Despite Juliet’s exaggerated and pretend dread of the Sunday dinner to come, Floz was really looking forward to it. It would take her mind away from Nick and how he was.
Eleven days since his last email. But her daydreams had been full of him and so easy to slip into. In them they lived together in a log cabin at the side of a lake. She was tapping on a laptop, he
was fishing and they would eat the catch on a table outside on a porch on nights lit by a large bone-white moon. She thought about him pulling her onto the bed and kissing her till her
nerve-endings were on fire. And he would say, ‘I love you,’ and she would feel that he meant it.
His constant ‘if only’, as he was hers
.

Juliet crossed herself with her right hand before she pushed open the front door to 1, Rosehip Gardens.

‘If I die because of my mother’s cooking, Floz, I’ll come back and haunt you,’ she said.

‘Don’t be daft,’ laughed Floz, as she followed Juliet inside. A pleasant smell of a roast dinner in progress greeted them.

‘Hellooo,’ said Perry, greeting them both with a kiss. ‘You’re the first here. I’ve just seen Steve’s car pass, so he’ll have gone for Guy.’

Floz’s heart jumped in her chest. So Guy was coming too then?

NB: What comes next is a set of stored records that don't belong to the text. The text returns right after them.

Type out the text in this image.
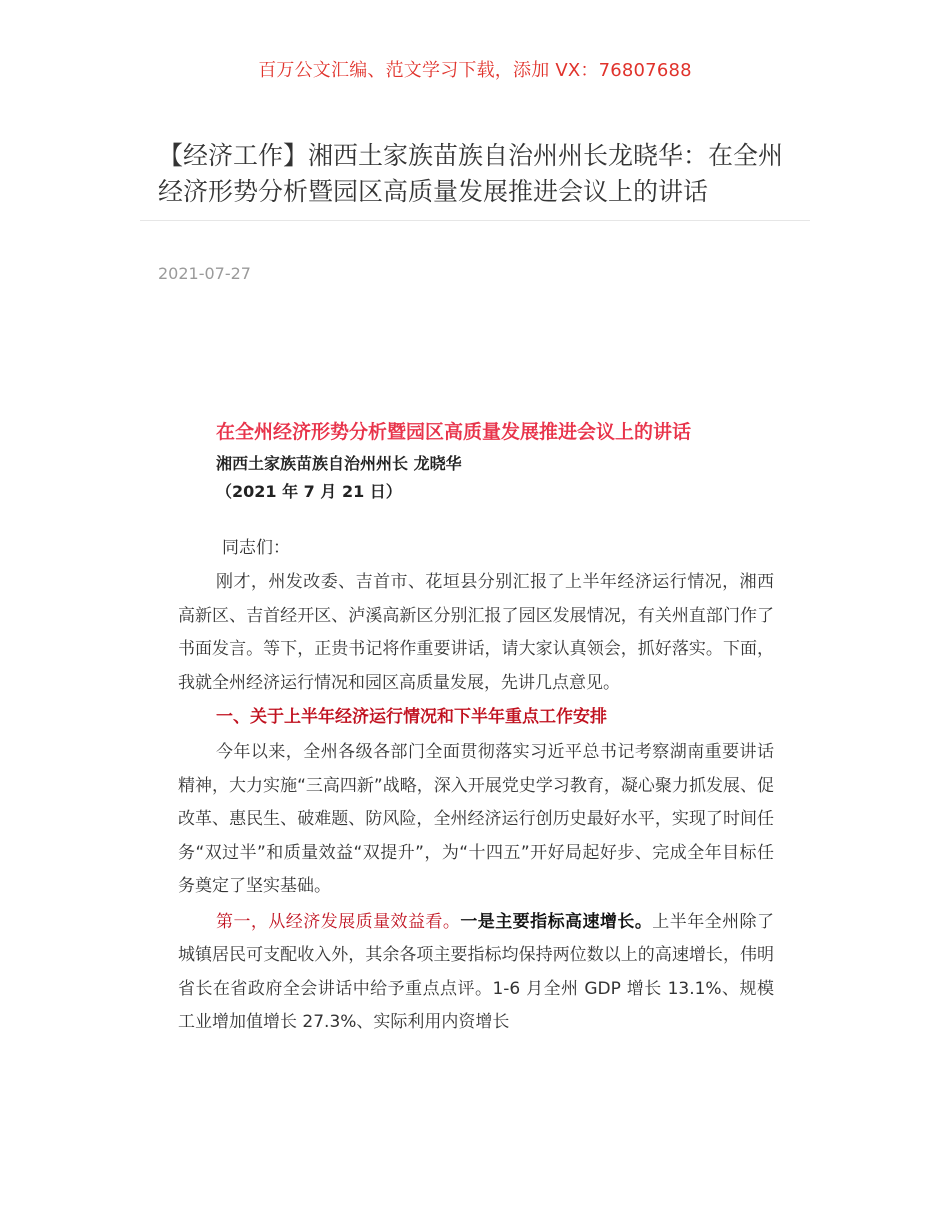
百万公文汇编、范文学习下载，添加 VX：76807688
【经济工作】湘西土家族苗族自治州州长龙晓华：在全州经济形势分析暨园区高质量发展推进会议上的讲话
2021-07-27
在全州经济形势分析暨园区高质量发展推进会议上的讲话
湘西土家族苗族自治州州长 龙晓华
（2021 年 7 月 21 日）
同志们：

刚才，州发改委、吉首市、花垣县分别汇报了上半年经济运行情况，湘西高新区、吉首经开区、泸溪高新区分别汇报了园区发展情况，有关州直部门作了书面发言。等下，正贵书记将作重要讲话，请大家认真领会，抓好落实。下面，我就全州经济运行情况和园区高质量发展，先讲几点意见。

一、关于上半年经济运行情况和下半年重点工作安排

今年以来，全州各级各部门全面贯彻落实习近平总书记考察湖南重要讲话精神，大力实施“三高四新”战略，深入开展党史学习教育，凝心聚力抓发展、促改革、惠民生、破难题、防风险，全州经济运行创历史最好水平，实现了时间任务“双过半”和质量效益“双提升”，为“十四五”开好局起好步、完成全年目标任务奠定了坚实基础。

第一，从经济发展质量效益看。一是主要指标高速增长。上半年全州除了城镇居民可支配收入外，其余各项主要指标均保持两位数以上的高速增长，伟明省长在省政府全会讲话中给予重点点评。1-6 月全州 GDP 增长 13.1%、规模工业增加值增长 27.3%、实际利用内资增长
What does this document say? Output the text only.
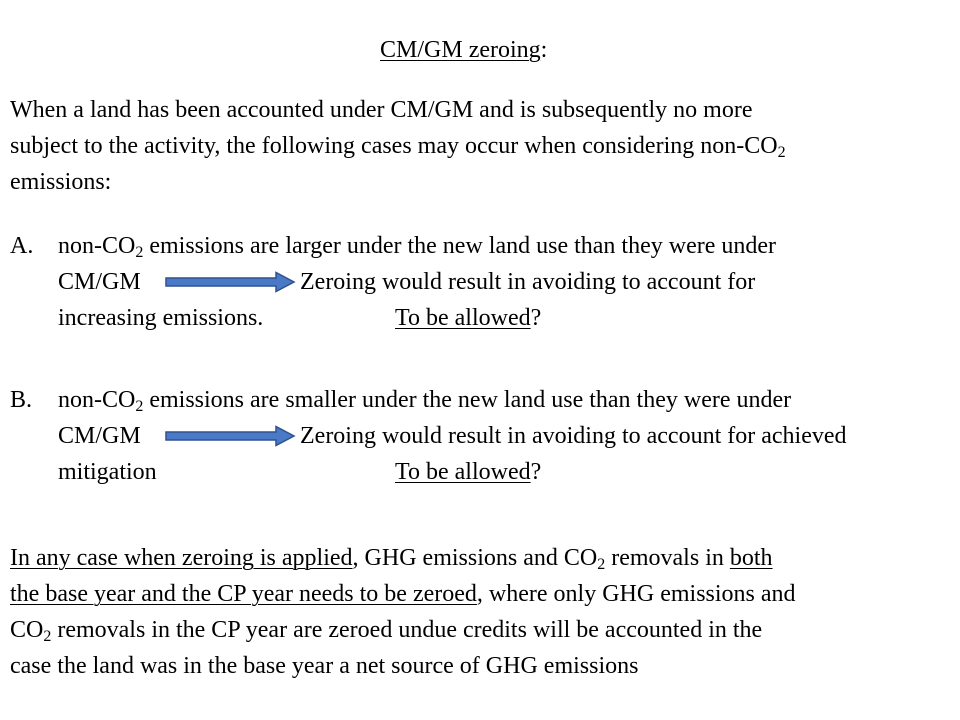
CM/GM zeroing:
When a land has been accounted under CM/GM and is subsequently no more
subject to the activity, the following cases may occur when considering non-$CO_2$
emissions:
A. non-$CO_2$ emissions are larger under the new land use than they were under
CM/GM	Zeroing would result in avoiding to account for
increasing emissions.	To be allowed?
B. non-$CO_2$ emissions are smaller under the new land use than they were under
CM/GM	Zeroing would result in avoiding to account for achieved
mitigation	To be allowed?
In any case when zeroing is applied, GHG emissions and $CO_2$ removals in both
the base year and the CP year needs to be zeroed, where only GHG emissions and
$CO_2$ removals in the CP year are zeroed undue credits will be accounted in the
case the land was in the base year a net source of GHG emissions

What was it about that man that did funny things to the rhythm of her heartbeat?

‘What was up with the car in the end, Dad?’ asked Juliet.

‘Alternator,’ replied Perry. ‘Guy and Steve got it sorted for me.’

‘Does your mum know about you and Steve?’ whispered Floz.

‘What, that we’re not in a relationship but just having wild sex? Er, no, Floz,’ Juliet whispered back with an Elvis lip.

‘Ah, fair point,’ said Floz, who wanted to add, ‘Just sex, my eye.’ There was genuine affection between Steve and Juliet. Any idiot could see that.